Para o deputado Paulo Pimenta (PT-RS), no entanto, essa visão decorre de uma “questão conceitual de difícil solução”. Segundo afirma, pensam assim aqueles que entendem saúde, educação, comunicação e cultura como mercadoria. “Eles não conseguem conceber uma empresa pública de comunicação que não tenha a lógica do mercado, se não se vê isso como mercadoria, comunicação pública não tem valor”, explicou.

Direito humano

Os participantes da audiência pública também destacaram que a comunicação é um direito humano, e que no Brasil, a Constituição garante a complementariedade entre sistemas privado e público. Por isso, cabe ao Estado garantir um sistema público democrático e plural.

Representante da Frente em Defesa da EBC e da Comunicação Pública, Bia Barbosa ressaltou que quando um presidente ataca a autonomia da comunicação pública, ameaça a um direito fundamental. “Esse é um espaço central para liberdade de expressão da sociedade civil”, sublinha.

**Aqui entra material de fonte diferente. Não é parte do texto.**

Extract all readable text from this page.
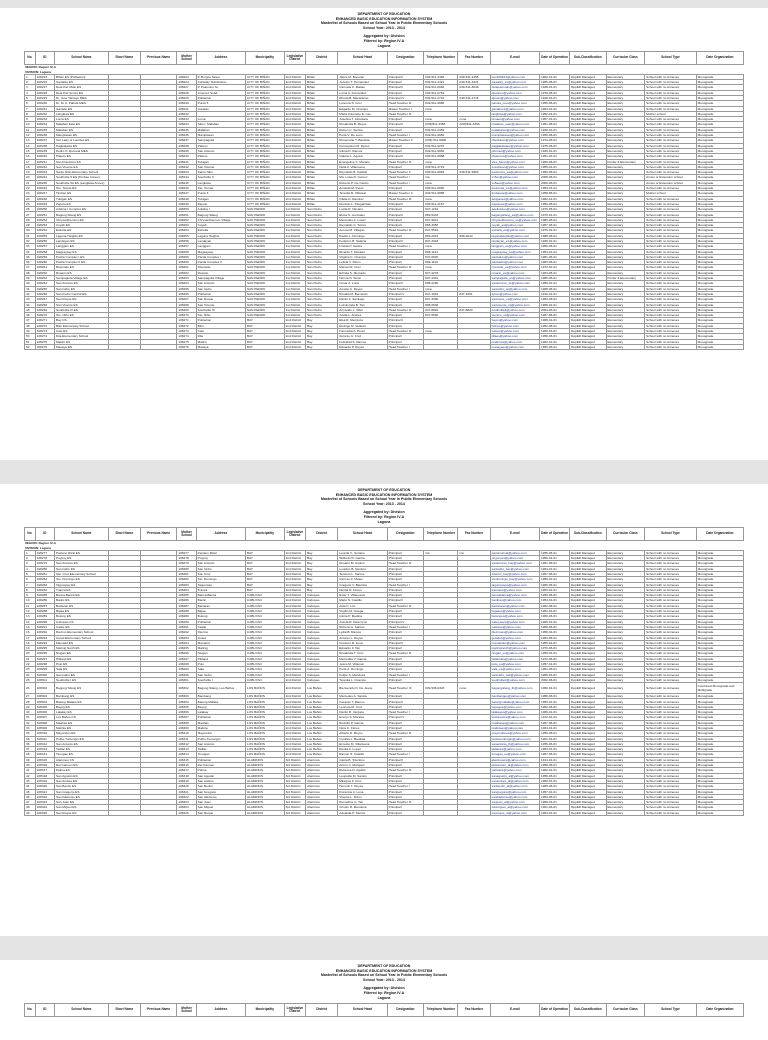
DEPARTMENT OF EDUCATION
ENHANCED BASIC EDUCATION INFORMATION SYSTEM
Masterlist of Schools Based on School Year in Public Elementary Schools
School Year: 2013 - 2014
Aggregated by: Division
Filtered by: Region IV-A
Laguna
No.	ID	School Name	Short Name	Previous Name	Mother School	Address	Municipality	Legislative District	District	School Head	Designation	Telephone Number	Fax Number	E-mail	Date of Operation	Sub-Classification	Curricular Class	School Type	Date Organization
REGION: Region IV-A																			
DIVISION: Laguna																			
1	108223	Biñan ES (Poblacion)			108223	P. Burgos Street	CITY OF BIÑAN	2nd District	Biñan	Jaime M. Bocoran	Principal II	049-511-4455	049-511-4455	bes108223@yahoo.com	1902-01-01	DepED Managed	Elementary	School with no Annexes	Monograde
2	108224	Canlalay ES			108224	Canlalay Subdivision	CITY OF BIÑAN	2nd District	Biñan	Jocelyn T. Hernandez	Principal I	049-511-3421	049-511-3421	canlalay_es@yahoo.com	1965-06-01	DepED Managed	Elementary	School with no Annexes	Monograde
3	108227	Dela Paz Main ES			108227	P. Palomino St.	CITY OF BIÑAN	2nd District	Biñan	Carmela C. Matias	Principal II	049-511-8048	049-511-8048	delapazmain@yahoo.com	1948-01-01	DepED Managed	Elementary	School with no Annexes	Monograde
4	108228	Dela Paz Annex ES			108228	Jimenez Subd.	CITY OF BIÑAN	2nd District	Biñan	Lorna A. Fernandez	Principal I	049-511-0762		dpannex@yahoo.com	1978-06-01	DepED Managed	Elementary	School with no Annexes	Monograde
5	108229	Dr. Jose Tamayo MES			108229	Poblacion	CITY OF BIÑAN	2nd District	Biñan	Rhoda B. Macaranas	Principal IV	049-511-2716	049-511-2716	djtmes@yahoo.com	1918-01-01	DepED Managed	Elementary	School with no Annexes	Monograde
6	108230	Dr. M. A. Pañola MES			108230	Purok 5	CITY OF BIÑAN	2nd District	Biñan	Leonora S. Cruz	Head Teacher III	049-511-9986		panola_mes@yahoo.com	1955-06-01	DepED Managed	Elementary	School with no Annexes	Monograde
7	108231	Ganado ES			108231	Ganado	CITY OF BIÑAN	2nd District	Biñan	Edgardo M. Ocampo	Master Teacher I	none		ganadoes@yahoo.com	1963-01-01	DepED Managed	Elementary	School with no Annexes	Monograde
8	108232	Langkiwa ES			108232		CITY OF BIÑAN	2nd District	Biñan	Maria Antonette E. Lao	Head Teacher III			langkiwa@yahoo.com	1952-01-01	DepED Managed	Elementary	Mother school	Monograde
9	108233	Loma ES			108233	Loma	CITY OF BIÑAN	2nd District	Biñan	Josefina T. Alcantara	Principal I	none	none	lomaes@yahoo.com	1957-01-01	DepED Managed	Elementary	School with no Annexes	Monograde
10	108234	Malaban East ES			108234	Sitio I, Malaban	CITY OF BIÑAN	2nd District	Biñan	Rosalinda B. Reyes	Principal II	(049)511-3356	(049)511-3356	malaban_east@yahoo.com	1961-06-01	DepED Managed	Elementary	School with no Annexes	Monograde
11	108235	Malaban ES			108235	Malaban	CITY OF BIÑAN	2nd District	Biñan	Ruben C. Santos	Principal I	049-511-2359		malabanes@yahoo.com	1930-01-01	DepED Managed	Elementary	School with no Annexes	Monograde
12	108236	Mamplasan ES			108236	Mamplasan	CITY OF BIÑAN	2nd District	Biñan	Perla V. De Leon	Head Teacher I	049-511-9982		mamplasanes@yahoo.com	1956-06-01	DepED Managed	Elementary	School with no Annexes	Monograde
13	108237	Our Lady of Lourdes ES			108237	Sampaguita	CITY OF BIÑAN	2nd District	Biñan	Rosemarie T. Bautista	Master Teacher II	(049) 511-9008		ollesbinan@yahoo.com	1974-06-01	DepED Managed	Elementary	School with no Annexes	Monograde
14	108238	Pagkakaisa ES			108238	Platero	CITY OF BIÑAN	2nd District	Biñan	Concepcion M. Flores	Principal I	049-511-9276		pagkakaisaes@yahoo.com	1975-06-01	DepED Managed	Elementary	School with no Annexes	Monograde
15	108239	Pedro H. Escueta MES			108239	San Antonio	CITY OF BIÑAN	2nd District	Biñan	Gloria D. Ramos	Principal I	049-511-9984		phemes@yahoo.com	1920-01-01	DepED Managed	Elementary	School with no Annexes	Monograde
16	108240	Platero ES			108240	Platero	CITY OF BIÑAN	2nd District	Biñan	Gabriel L. Aquino	Principal II	049-511-9988		plateroes@yahoo.com	1951-01-01	DepED Managed	Elementary	School with no Annexes	Monograde
17	108241	San Francisco ES			108241	Tubigan	CITY OF BIÑAN	2nd District	Biñan	Evangeline C. Manalo	Head Teacher III	none		sfes_binan@yahoo.com	1960-06-01	DepED Managed	Kinder & Elementary	School with no Annexes	Monograde
18	108242	San Vicente ES			108242	San Vicente	CITY OF BIÑAN	2nd District	Biñan	Nelia F. Villanueva	Principal I	049-511-4719		svesbinan@yahoo.com	1955-01-01	DepED Managed	Elementary	School with no Annexes	Monograde
19	108243	Santo Niño Elementary School			108243	Santo Niño	CITY OF BIÑAN	2nd District	Biñan	Reynaldo B. Castillo	Head Teacher II	049-511-9983	049-511-9983	santonino_es@yahoo.com	1966-06-01	DepED Managed	Elementary	School with no Annexes	Monograde
20	108244	Southville 5 ES (Timbao Annex)			108244	Southville 5	CITY OF BIÑAN	2nd District	Biñan	Ma. Luisa R. Gomez	Head Teacher I	n/a		sv5es@yahoo.com	2008-06-01	DepED Managed	Elementary	Annex or Extension school	Monograde
21	108245	Southville 5A ES (Langkiwa Annex)			108245	Langkiwa	CITY OF BIÑAN	2nd District	Biñan	Roberto P. De Castro	Head Teacher I	none		sv5aes@yahoo.com	2009-06-01	DepED Managed	Elementary	Annex or Extension school	Monograde
22	108246	Sto. Tomas ES			108246	Sto. Tomas	CITY OF BIÑAN	2nd District	Biñan	Zenaida M. Perez	Principal I	049-511-8090		stotomas_es@yahoo.com	1953-01-01	DepED Managed	Elementary	School with no Annexes	Monograde
23	108247	Timbao ES			108247	Purok 3	CITY OF BIÑAN	2nd District	Biñan	Teresita R. Villareal	Master Teacher II	049-511-9985		timbaoes@yahoo.com	1958-06-01	DepED Managed	Elementary	Mother school	Monograde
24	108248	Tubigan ES			108248	Tubigan	CITY OF BIÑAN	2nd District	Biñan	Ofelia D. Ramirez	Head Teacher III	none		tubiganes@yahoo.com	1962-01-01	DepED Managed	Elementary	School with no Annexes	Monograde
25	108249	Zapote ES			108249	Zapote	CITY OF BIÑAN	2nd District	Biñan	Dionisio L. Panganiban	Principal II	049-511-4157		zapotees@yahoo.com	1950-06-01	DepED Managed	Elementary	School with no Annexes	Monograde
26	108250	Adelina I Complex ES			108250	Adelina I	SAN PEDRO	1st District	San Pedro	Lucila R. Navarro	Principal I	847-1234		adelina1es@yahoo.com	1979-06-01	DepED Managed	Elementary	School with no Annexes	Monograde
27	108251	Bagong Silang ES			108251	Bagong Silang	SAN PEDRO	1st District	San Pedro	Elvira S. Gonzales	Principal II	869-5433		bagongsilang_es@yahoo.com	1970-01-01	DepED Managed	Elementary	School with no Annexes	Monograde
28	108252	Chrysanthemum ES			108252	Chrysanthemum Village	SAN PEDRO	1st District	San Pedro	Mercedes A. Lopez	Principal I	847-9611		chrysanthemum_es@yahoo.com	1985-06-01	DepED Managed	Elementary	School with no Annexes	Monograde
29	108253	Cuyab ES			108253	Cuyab	SAN PEDRO	1st District	San Pedro	Reynaldo G. Torres	Principal I	868-3350		cuyab_es@yahoo.com	1957-06-01	DepED Managed	Elementary	School with no Annexes	Monograde
30	108254	Estrella ES			108254	Estrella	SAN PEDRO	1st District	San Pedro	Aurora M. Villegas	Head Teacher III	847-5510		estrella_es@yahoo.com	1976-01-01	DepED Managed	Elementary	School with no Annexes	Monograde
31	108255	Laguna Heights ES			108255	Laguna Heights	SAN PEDRO	1st District	San Pedro	Pacita L. Domingo	Principal I	869-2044	869-2044	lagunaheights@yahoo.com	1988-06-01	DepED Managed	Elementary	School with no Annexes	Monograde
32	108256	Landayan ES			108256	Landayan	SAN PEDRO	1st District	San Pedro	Federico B. Salazar	Principal II	847-3318		landayan_es@yahoo.com	1926-01-01	DepED Managed	Elementary	School with no Annexes	Monograde
33	108257	Langgam ES			108257	Langgam	SAN PEDRO	1st District	San Pedro	Imelda P. Garcia	Head Teacher I	none		langgam_es@yahoo.com	1960-06-01	DepED Managed	Elementary	School with no Annexes	Monograde
34	108258	Magsaysay ES			108258	Magsaysay	SAN PEDRO	1st District	San Pedro	Ricardo T. Morales	Principal I	808-1134		magsaysay_sp@yahoo.com	1954-01-01	DepED Managed	Elementary	School with no Annexes	Monograde
35	108259	Pacita Complex I ES			108259	Pacita Complex I	SAN PEDRO	1st District	San Pedro	Virginia C. Ocampo	Principal II	847-6620		pacita1es@yahoo.com	1981-06-01	DepED Managed	Elementary	School with no Annexes	Monograde
36	108260	Pacita Complex II ES			108260	Pacita Complex II	SAN PEDRO	1st District	San Pedro	Leticia V. Dizon	Principal I	869-1129		pacita2es@yahoo.com	1983-06-01	DepED Managed	Elementary	School with no Annexes	Monograde
37	108261	Riverside ES			108261	Riverside	SAN PEDRO	1st District	San Pedro	Manuel R. Cruz	Head Teacher III	none		riverside_es@yahoo.com	1972-01-01	DepED Managed	Elementary	School with no Annexes	Monograde
38	108262	Rosario ES			108262	Rosario	SAN PEDRO	1st District	San Pedro	Erlinda S. Mercado	Principal I	847-2276		rosario_es@yahoo.com	1964-06-01	DepED Managed	Elementary	School with no Annexes	Monograde
39	108263	Sampaguita Village ES			108263	Sampaguita Village	SAN PEDRO	1st District	San Pedro	Norma D. Sison	Principal I	847-4431		sampaguita_es@yahoo.com	1986-06-01	DepED Managed	Kinder & Elementary	School with no Annexes	Monograde
40	108264	San Antonio ES			108264	San Antonio	SAN PEDRO	1st District	San Pedro	Cesar A. Luna	Principal II	808-2290		sanantonio_sp@yahoo.com	1959-01-01	DepED Managed	Elementary	School with no Annexes	Monograde
41	108265	San Isidro ES			108265	San Isidro	SAN PEDRO	1st District	San Pedro	Amelia G. Reyes	Head Teacher I	none		sanisidro_sp@yahoo.com	1968-06-01	DepED Managed	Elementary	School with no Annexes	Monograde
42	108266	San Pedro Central ES			108266	Poblacion	SAN PEDRO	1st District	San Pedro	Rosalia M. Bernardo	Principal IV	847-1001	847-1001	spces@yahoo.com	1910-01-01	DepED Managed	Elementary	School with no Annexes	Monograde
43	108267	San Roque ES			108267	San Roque	SAN PEDRO	1st District	San Pedro	Danilo F. Santiago	Principal I	847-3390		sanroque_sp@yahoo.com	1963-06-01	DepED Managed	Elementary	School with no Annexes	Monograde
44	108268	San Vicente ES			108268	San Vicente	SAN PEDRO	1st District	San Pedro	Luzviminda B. Tan	Principal I	808-6638		sanvicente_sp@yahoo.com	1956-01-01	DepED Managed	Elementary	School with no Annexes	Monograde
45	108269	Southville III ES			108269	Southville III	SAN PEDRO	1st District	San Pedro	Armando J. Villar	Head Teacher III	847-8820	847-8820	southville3@yahoo.com	2004-06-01	DepED Managed	Elementary	School with no Annexes	Monograde
46	108270	Sto. Niño ES			108270	Sto. Niño	SAN PEDRO	1st District	San Pedro	Jovita L. Andres	Principal I	847-5590		stonino_sp@yahoo.com	1967-06-01	DepED Managed	Elementary	School with no Annexes	Monograde
47	108271	Bay CS			108271	Poblacion	BAY	2nd District	Bay	Elsa R. Mendoza	Principal II			baycs@yahoo.com	1908-01-01	DepED Managed	Elementary	School with no Annexes	Monograde
48	108272	Bitin Elementary School			108272	Bitin	BAY	2nd District	Bay	Rodrigo M. Velasco	Principal I			bitines@yahoo.com	1952-06-01	DepED Managed	Elementary	School with no Annexes	Monograde
49	108273	Calo ES			108273	Calo	BAY	2nd District	Bay	Carmelita A. Perez	Head Teacher III	none		caloes@yahoo.com	1960-01-01	DepED Managed	Elementary	School with no Annexes	Monograde
50	108274	Dila Elementary School			108274	Dila	BAY	2nd District	Bay	Antonio G. Cruz	Principal I			dilaes@yahoo.com	1958-06-01	DepED Managed	Elementary	School with no Annexes	Monograde
51	108275	Maitim ES			108275	Maitim	BAY	2nd District	Bay	Felicidad S. Ramos	Principal I			maitimes@yahoo.com	1962-01-01	DepED Managed	Elementary	School with no Annexes	Monograde
52	108276	Masaya ES			108276	Masaya	BAY	2nd District	Bay	Eduardo P. Reyes	Head Teacher I			masayaes@yahoo.com	1965-06-01	DepED Managed	Elementary	School with no Annexes	Monograde
DEPARTMENT OF EDUCATION
ENHANCED BASIC EDUCATION INFORMATION SYSTEM
Masterlist of Schools Based on School Year in Public Elementary Schools
School Year: 2013 - 2014
Aggregated by: Division
Filtered by: Region IV-A
Laguna
No.	ID	School Name	Short Name	Previous Name	Mother School	Address	Municipality	Legislative District	District	School Head	Designation	Telephone Number	Fax Number	E-mail	Date of Operation	Sub-Classification	Curricular Class	School Type	Date Organization
REGION: Region IV-A																			
DIVISION: Laguna																			
1	108277	Paciano Rizal ES			108277	Paciano Rizal	BAY	2nd District	Bay	Leonila C. Soriano	Principal I	n/a	n/a	pacianorizal@yahoo.com	1955-06-01	DepED Managed	Elementary	School with no Annexes	Monograde
2	108278	Puypuy ES			108278	Puypuy	BAY	2nd District	Bay	Wilfredo R. Garcia	Principal I			puypuyes@yahoo.com	1950-01-01	DepED Managed	Elementary	School with no Annexes	Monograde
3	108279	San Antonio ES			108279	San Antonio	BAY	2nd District	Bay	Rosario M. Aquino	Head Teacher III			sanantonio_bay@yahoo.com	1961-06-01	DepED Managed	Elementary	School with no Annexes	Monograde
4	108280	San Isidro ES			108280	San Isidro	BAY	2nd District	Bay	Lourdes B. Navarro	Principal I			sanisidro_bay@yahoo.com	1964-01-01	DepED Managed	Elementary	School with no Annexes	Monograde
5	108281	Sta. Cruz Elementary School			108281	Sta. Cruz	BAY	2nd District	Bay	Teodoro L. Santos	Principal I			stacruz_bay@yahoo.com	1957-06-01	DepED Managed	Elementary	School with no Annexes	Monograde
6	108282	Sto. Domingo ES			108282	Sto. Domingo	BAY	2nd District	Bay	Carmen F. Mateo	Principal I			stodomingo_bay@yahoo.com	1959-01-01	DepED Managed	Elementary	School with no Annexes	Monograde
7	108283	Tagumpay ES			108283	Tagumpay	BAY	2nd District	Bay	Gregorio V. Bautista	Head Teacher I			tagumpayes@yahoo.com	1966-06-01	DepED Managed	Elementary	School with no Annexes	Monograde
8	108284	Tranca ES			108284	Tranca	BAY	2nd District	Bay	Nenita D. Flores	Principal I			trancaes@yahoo.com	1953-01-01	DepED Managed	Elementary	School with no Annexes	Monograde
9	108285	Banca-Banca ES			108285	Banca-Banca	CABUYAO	2nd District	Cabuyao	Ester T. Villanueva	Principal I			bancabanca@yahoo.com	1956-06-01	DepED Managed	Elementary	School with no Annexes	Monograde
10	108286	Banlic ES			108286	Banlic	CABUYAO	2nd District	Cabuyao	Mario S. Castillo	Principal II			banlices@yahoo.com	1954-01-01	DepED Managed	Elementary	School with no Annexes	Monograde
11	108287	Baclaran ES			108287	Baclaran	CABUYAO	2nd District	Cabuyao	Aida C. Lim	Head Teacher III			baclaranes@yahoo.com	1962-06-01	DepED Managed	Elementary	School with no Annexes	Monograde
12	108288	Bigaa ES			108288	Bigaa	CABUYAO	2nd District	Cabuyao	Virgilio M. Ortega	Principal I			bigaaes@yahoo.com	1951-01-01	DepED Managed	Elementary	School with no Annexes	Monograde
13	108289	Butong ES			108289	Butong	CABUYAO	2nd District	Cabuyao	Gloria P. Medina	Principal I			butonges@yahoo.com	1960-06-01	DepED Managed	Elementary	School with no Annexes	Monograde
14	108290	Cabuyao CS			108290	Poblacion	CABUYAO	2nd District	Cabuyao	Josefa R. Dela Cruz	Principal IV			cabuyaocs@yahoo.com	1905-01-01	DepED Managed	Elementary	School with no Annexes	Monograde
15	108291	Casile ES			108291	Casile	CABUYAO	2nd District	Cabuyao	Roberto A. Santos	Head Teacher I			casilees@yahoo.com	1968-06-01	DepED Managed	Elementary	School with no Annexes	Monograde
16	108292	Diezmo Elementary School			108292	Diezmo	CABUYAO	2nd District	Cabuyao	Lydia B. Ramos	Principal I			diezmoes@yahoo.com	1958-01-01	DepED Managed	Elementary	School with no Annexes	Monograde
17	108293	Gulod Elementary School			108293	Gulod	CABUYAO	2nd District	Cabuyao	Antonio L. Reyes	Principal I			gulodes@yahoo.com	1963-06-01	DepED Managed	Elementary	School with no Annexes	Monograde
18	108294	Mamatid ES			108294	Mamatid	CABUYAO	2nd District	Cabuyao	Corazon D. Luna	Principal II			mamatides@yahoo.com	1955-01-01	DepED Managed	Elementary	School with no Annexes	Monograde
19	108295	Marinig North ES			108295	Marinig	CABUYAO	2nd District	Cabuyao	Eduardo F. Tan	Principal I			marinignorth@yahoo.com	1970-06-01	DepED Managed	Elementary	School with no Annexes	Monograde
20	108296	Niugan ES			108296	Niugan	CABUYAO	2nd District	Cabuyao	Rosalinda T. Cruz	Head Teacher III			niugan_es@yahoo.com	1959-01-01	DepED Managed	Elementary	School with no Annexes	Monograde
21	108297	Pittland ES			108297	Pittland	CABUYAO	2nd District	Cabuyao	Mercedita V. Garcia	Principal I			pittlandes@yahoo.com	1972-06-01	DepED Managed	Elementary	School with no Annexes	Monograde
22	108298	Pulo ES			108298	Pulo	CABUYAO	2nd District	Cabuyao	Jesus M. Villareal	Principal I			pulo_es@yahoo.com	1957-01-01	DepED Managed	Elementary	School with no Annexes	Monograde
23	108299	Sala ES			108299	Sala	CABUYAO	2nd District	Cabuyao	Perla A. Domingo	Principal I			sala_es@yahoo.com	1961-06-01	DepED Managed	Elementary	School with no Annexes	Monograde
24	108300	San Isidro ES			108300	San Isidro	CABUYAO	2nd District	Cabuyao	Felipe S. Mendoza	Head Teacher I			sanisidro_cab@yahoo.com	1965-01-01	DepED Managed	Elementary	School with no Annexes	Monograde
25	108301	Southville I ES			108301	Southville I	CABUYAO	2nd District	Cabuyao	Teresita L. Ocampo	Principal I			southville1@yahoo.com	2002-06-01	DepED Managed	Elementary	School with no Annexes	Monograde
26	108302	Bagong Silang ES			108302	Bagong Silang, Los Baños	LOS BAÑOS	2nd District	Los Baños	Bienvenido D. De Jesus	Head Teacher III	049-536-0323	none	bagongsilang_lb@yahoo.com	1960-01-01	DepED Managed	Elementary	School with no Annexes	Combined Monograde and Multigrade
27	108303	Bambang ES			108303	Bambang	LOS BAÑOS	2nd District	Los Baños	Mercedes A. Santos	Principal I			bambanges@yahoo.com	1958-06-01	DepED Managed	Elementary	School with no Annexes	Monograde
28	108304	Batong Malake ES			108304	Batong Malake	LOS BAÑOS	2nd District	Los Baños	Gerardo T. Ramos	Principal II			batongmalake@yahoo.com	1953-01-01	DepED Managed	Elementary	School with no Annexes	Monograde
29	108305	Bayog ES			108305	Bayog	LOS BAÑOS	2nd District	Los Baños	Leonora M. Cruz	Principal I			bayoges@yahoo.com	1962-06-01	DepED Managed	Elementary	School with no Annexes	Monograde
30	108306	Lalakay ES			108306	Lalakay	LOS BAÑOS	2nd District	Los Baños	Danilo R. Vergara	Head Teacher I			lalakayes@yahoo.com	1966-01-01	DepED Managed	Elementary	School with no Annexes	Monograde
31	108307	Los Baños CS			108307	Poblacion	LOS BAÑOS	2nd District	Los Baños	Evelyn S. Morales	Principal IV			losbanoscs@yahoo.com	1912-01-01	DepED Managed	Elementary	School with no Annexes	Monograde
32	108308	Maahas ES			108308	Maahas	LOS BAÑOS	2nd District	Los Baños	Rodolfo P. Garcia	Principal I			maahases@yahoo.com	1957-06-01	DepED Managed	Elementary	School with no Annexes	Monograde
33	108309	Malinta ES			108309	Malinta	LOS BAÑOS	2nd District	Los Baños	Nora C. Flores	Principal I			malintaes@yahoo.com	1964-01-01	DepED Managed	Elementary	School with no Annexes	Monograde
34	108310	Mayondon ES			108310	Mayondon	LOS BAÑOS	2nd District	Los Baños	Alberto D. Reyes	Head Teacher III			mayondones@yahoo.com	1959-06-01	DepED Managed	Elementary	School with no Annexes	Monograde
35	108311	Putho-Tuntungin ES			108311	Putho-Tuntungin	LOS BAÑOS	2nd District	Los Baños	Cynthia L. Bautista	Principal I			puthotuntungin@yahoo.com	1961-01-01	DepED Managed	Elementary	School with no Annexes	Monograde
36	108312	San Antonio ES			108312	San Antonio	LOS BAÑOS	2nd District	Los Baños	Ernesto M. Villanueva	Principal I			sanantonio_lb@yahoo.com	1955-06-01	DepED Managed	Elementary	School with no Annexes	Monograde
37	108313	Tadlac ES			108313	Tadlac	LOS BAÑOS	2nd District	Los Baños	Rosita A. Lopez	Principal I			tadlaces@yahoo.com	1963-01-01	DepED Managed	Elementary	School with no Annexes	Monograde
38	108314	Timugan ES			108314	Timugan	LOS BAÑOS	2nd District	Los Baños	Ramon S. Castillo	Head Teacher I			timugan_es@yahoo.com	1967-06-01	DepED Managed	Elementary	School with no Annexes	Monograde
39	108315	Alaminos CS			108315	Poblacion	ALAMINOS	3rd District	Alaminos	Gloria B. Tolentino	Principal II			alaminoscs@yahoo.com	1914-01-01	DepED Managed	Elementary	School with no Annexes	Monograde
40	108316	Del Carmen ES			108316	Del Carmen	ALAMINOS	3rd District	Alaminos	Arturo C. Marquez	Principal I			delcarmen_al@yahoo.com	1958-06-01	DepED Managed	Elementary	School with no Annexes	Monograde
41	108317	Palma ES			108317	Palma	ALAMINOS	3rd District	Alaminos	Rebecca D. Aguilar	Head Teacher III			palmaes@yahoo.com	1962-01-01	DepED Managed	Elementary	School with no Annexes	Monograde
42	108318	San Agustin ES			108318	San Agustin	ALAMINOS	3rd District	Alaminos	Leopoldo M. Santos	Principal I			sanagustin_al@yahoo.com	1956-06-01	DepED Managed	Elementary	School with no Annexes	Monograde
43	108319	San Andres ES			108319	San Andres	ALAMINOS	3rd District	Alaminos	Milagros F. Cruz	Principal I			sanandres_al@yahoo.com	1960-01-01	DepED Managed	Elementary	School with no Annexes	Monograde
44	108320	San Benito ES			108320	San Benito	ALAMINOS	3rd District	Alaminos	Honorio T. Reyes	Head Teacher I			sanbenito_al@yahoo.com	1965-06-01	DepED Managed	Elementary	School with no Annexes	Monograde
45	108321	San Gregorio ES			108321	San Gregorio	ALAMINOS	3rd District	Alaminos	Florencia A. Luna	Principal I			sangregorio@yahoo.com	1957-01-01	DepED Managed	Elementary	School with no Annexes	Monograde
46	108322	San Ildefonso ES			108322	San Ildefonso	ALAMINOS	3rd District	Alaminos	Vicente L. Dizon	Principal I			sanildefonso@yahoo.com	1963-06-01	DepED Managed	Elementary	School with no Annexes	Monograde
47	108323	San Juan ES			108323	San Juan	ALAMINOS	3rd District	Alaminos	Remedios G. Tan	Head Teacher III			sanjuan_al@yahoo.com	1959-01-01	DepED Managed	Elementary	School with no Annexes	Monograde
48	108324	San Miguel ES			108324	San Miguel	ALAMINOS	3rd District	Alaminos	Crispin R. Mendoza	Principal I			sanmiguel_al@yahoo.com	1961-06-01	DepED Managed	Elementary	School with no Annexes	Monograde
49	108325	San Roque ES			108325	San Roque	ALAMINOS	3rd District	Alaminos	Adelaida P. Santos	Principal I			sanroque_al@yahoo.com	1964-01-01	DepED Managed	Elementary	School with no Annexes	Monograde
DEPARTMENT OF EDUCATION
ENHANCED BASIC EDUCATION INFORMATION SYSTEM
Masterlist of Schools Based on School Year in Public Elementary Schools
School Year: 2013 - 2014
Aggregated by: Division
Filtered by: Region IV-A
Laguna
No.	ID	School Name	Short Name	Previous Name	Mother School	Address	Municipality	Legislative District	District	School Head	Designation	Telephone Number	Fax Number	E-mail	Date of Operation	Sub-Classification	Curricular Class	School Type	Date Organization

O presidente da Associação Brasileira de Emissoras Públicas, Educativas e Culturais (Abepec), Israel do Vale, expressa a mesma opinião. Para ele, “agir como tem feito o governo provisório é praticar o maior atentado contra a liberdade de expressão do país em períodos democráticos”. E pior que isso, acredita que o “desmonte da EBC, a partir da TV Brasil, pode ser o desmonte da comunicação pública em geral”.

Conforme a coordenadora-geral do Fórum Nacional pela Democratização da Comunicação (FNDC), Renata Mielli, dentre os diversos mecanismo que garantem a autonomia da emissora um dos mais importantes é o conselho curador. Segundo ela, o presidente pretende apresentar projeto para acabar com esse conselho, composto por representantes da sociedade civil, escolhidos por consulta pública, e quatro indicados pelo governo.

A audiência foi realizada pelas comissões de Cultura; de Direitos Humanos e Minorias; e de Legislação Participativa. Assinaram os requerimentos os deputados Jean Wyllys (Psol-RJ), Luiz Couto (PT-PB), Luiza Erundina (Psol-SP), Margarida Salomão (PT-MG), Paulo Pimenta (PT-RS), Pedro Uczai (PT-SC) e Waldenor Pereira (PT-BA).